Vera has A × B cards. Each card has a rank, an integer between 0 and A − 1, and a suit, an integer between 0 and B − 1. All cards are distinct. A set of five different cards is known as a hand. Each hand is in exactly one of nine categories numbered from 1 to 9. If a hand satisfies the conditions for membership in multiple categories, it is considered to be in the lowest-numbered such category. The rules for each category are:

1. Straight flush: is a Straight and a Flush.
2. Four of a kind: four of the cards have the same rank.
3. Full house: three of the cards have the same rank and the remaining two have the same rank.
4. Flush: all five cards have the same suit.
5. Straight: the ranks of the cards in increasing order are x, x + 1, x + 2, x + 3, x + 4 for some integer x.
6. Three of a kind: three of the cards have the same rank.
7. Two pair: two cards have the same rank and two other cards have the same rank.
8. One pair: two cards have the same rank.
9. High card: if a hand does not satisfy any other category.

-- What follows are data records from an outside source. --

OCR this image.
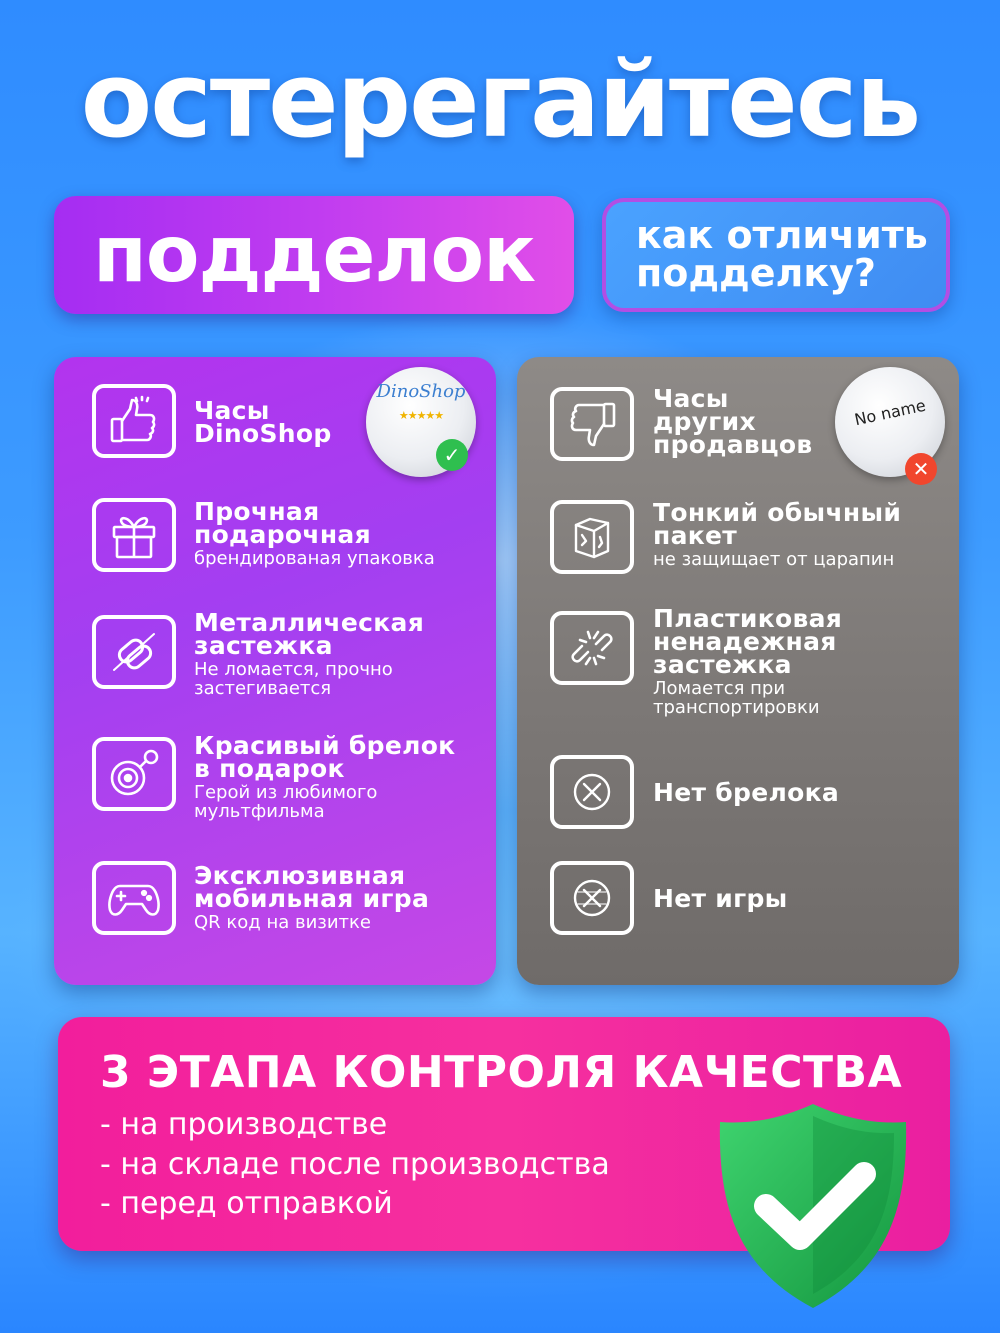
остерегайтесь
подделок	как отличить
подделку?
DinoShop
★★★★★
✓
Часы
DinoShop
Прочная
подарочная
брендированая упаковка
Металлическая
застежка
Не ломается, прочно
застегивается
Красивый брелок
в подарок
Герой из любимого
мультфильма
Эксклюзивная
мобильная игра
QR код на визитке
No name
✕
Часы
других
продавцов
Тонкий обычный
пакет
не защищает от царапин
Пластиковая
ненадежная
застежка
Ломается при
транспортировки
Нет брелока
Нет игры
3 ЭТАПА КОНТРОЛЯ КАЧЕСТВА
- на производстве
- на складе после производства
- перед отправкой
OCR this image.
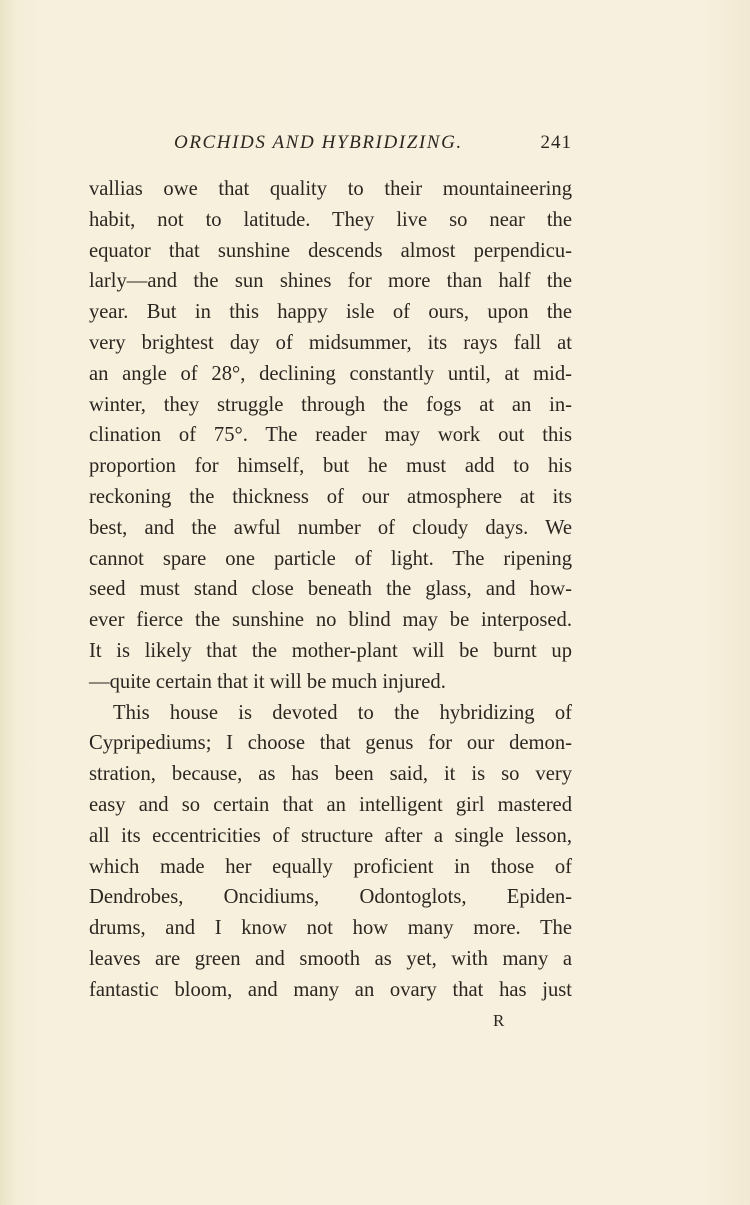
ORCHIDS AND HYBRIDIZING.	241
vallias owe that quality to their mountaineering
habit, not to latitude. They live so near the
equator that sunshine descends almost perpendicu-
larly—and the sun shines for more than half the
year. But in this happy isle of ours, upon the
very brightest day of midsummer, its rays fall at
an angle of 28°, declining constantly until, at mid-
winter, they struggle through the fogs at an in-
clination of 75°. The reader may work out this
proportion for himself, but he must add to his
reckoning the thickness of our atmosphere at its
best, and the awful number of cloudy days. We
cannot spare one particle of light. The ripening
seed must stand close beneath the glass, and how-
ever fierce the sunshine no blind may be interposed.
It is likely that the mother-plant will be burnt up
—quite certain that it will be much injured.
This house is devoted to the hybridizing of
Cypripediums; I choose that genus for our demon-
stration, because, as has been said, it is so very
easy and so certain that an intelligent girl mastered
all its eccentricities of structure after a single lesson,
which made her equally proficient in those of
Dendrobes, Oncidiums, Odontoglots, Epiden-
drums, and I know not how many more. The
leaves are green and smooth as yet, with many a
fantastic bloom, and many an ovary that has just
R
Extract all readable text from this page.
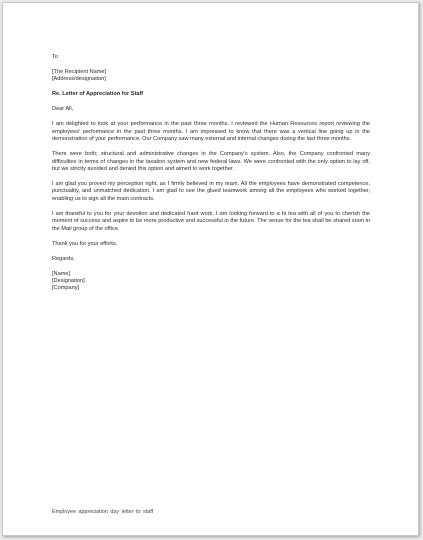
To

[The Recipient Name]
[Address/designation]

Re. Letter of Appreciation for Staff

Dear All,

I am delighted to look at your performance in the past three months. I reviewed the Human Resources report reviewing the employees' performance in the past three months. I am impressed to know that there was a vertical line going up in the demonstration of your performance. Our Company saw many external and internal changes during the last three months.

There were both; structural and administrative changes in the Company's system. Also, the Company confronted many difficulties in terms of changes in the taxation system and new federal laws. We were confronted with the only option to lay off, but we strictly avoided and denied this option and aimed to work together.

I am glad you proved my perception right, as I firmly believed in my team. All the employees have demonstrated competence, punctuality, and unmatched dedication. I am glad to see the glued teamwork among all the employees who worked together, enabling us to sign all the main contracts.

I am thankful to you for your devotion and dedicated hard work. I am looking forward to a hi tea with all of you to cherish the moment of success and aspire to be more productive and successful in the future. The venue for the tea shall be shared soon in the Mail group of the office.

Thank you for your efforts.

Regards,

[Name]
[Designation]
[Company]

Employee appreciation day letter to staff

Currently, Vera has two cards with ranks a1, a2 and suits b1, b2. Of the remaining cards, Vera will choose three more cards and form a hand with her two current cards. Compute the number of different hands formed in this way that belong in each category.

## 입력

Line 1 contains integers A and B (5 ≤ A ≤ 25, 1 ≤ B ≤ 4).

Line 2 contains integers a1, b1, a2, b2 (0 ≤ a1, a2 ≤ A − 1, 0 ≤ b1, b2 ≤ B − 1, (a1, b1) ≠ (a2, b2)).

## 출력

Print one line with nine integers, the number of different of hands that belong in each category in increasing order of categories (from Straight flush to High card).

## 예제 입력 1

5 2
1 0 3 1


## 예제 출력 1

0 0 0 0 8 0 12 36 0


## 예제 입력 2

13 4
0 0 1 0


## 예제 출력 2

1 2 18 164 63 308 792 7920 10332


## 힌트

Let (a, b) denote a card with rank a and suit b.

For the first example, Vera currently has cards (1, 0) and (3, 1). If she chooses additional cards (3, 0),(4, 0),(4, 1), her hand will be a Two pair as there are two cards with rank 3 and two other cards with rank 4. Note that this hand also satisfies being a One pair, but Two pair is the lower-numbered category.